At the time of writing this review, Canadian rapper and singer Drake’s latest album Honestly, Nevermind was not only surprisingly announced, but also released less than 24 hours ago. In the era of “surprise album drops in the middle of the night,” Drake is no stranger to this marketing technique, often on a whim releasing packages of songs throughout his career. With his last studio album Certified Lover Boy only coming out less than a year ago, it does arouse curiosity as to what Drake’s intentions were with his latest release.
Taking Honestly, Nevermind almost entirely in a new direction musically and tonally that Drake has been heading in since CLB; this album is ninety-percent comprised of the House/Techno ilk. Including productions from Carnage, who has also recently changed musical paths, focusing on his House music project GORDO, this album feels like it is perfect for incoming summertime vibes. Absent of any mind-melting beat drops or memorable bops, the production and songwriting on every track remains, without question, exceptional.
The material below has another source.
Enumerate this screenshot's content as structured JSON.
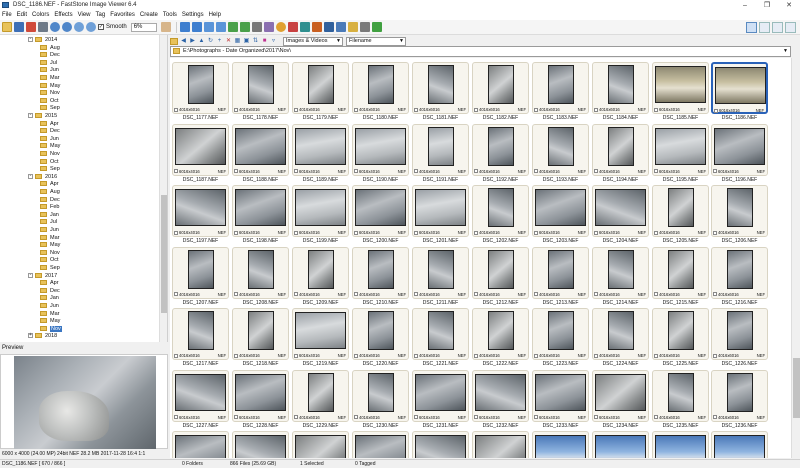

With no definitive hits, this album does include one giant miss. The final song “Jimmy Cooks” featuring 21 Savage, the sole feature of the project, completely does not fit with the rest of the tracks. On a personal level, I enjoyed this moment the most out of any other. Objectively speaking, however, it’s a gully, trap song tagged at the end of an emotional and vibrant journey of ballads and beats. It felt like Beethoven performing Violin Concerto, Symphony No. 5, and then ending with Metallica’s Master of Puppets. It wasn’t bad by any means but felt incredibly out of place. Drake has been going to extremes lately, possibly struggling with balance, diving deep into both ends of a spectrum defined by the “ultimate ladies man” and “hardbodiest trap lord,” monikers.
To sum up, Honestly, Nevermind is definitely a summer album made primarily for DJs to toss into their mixes at patio parties, resorts, and other events. It is inoffensive and simply sounds like Drake verses thrown over House beats, which is entirely fine. However, I can’t help but feel like a lot of the songs on this project were tracks that got cut from CLB, which would explain the sudden release and the random 21 Savage feature. Honestly, Nevermind honestly comes across like a mixtape.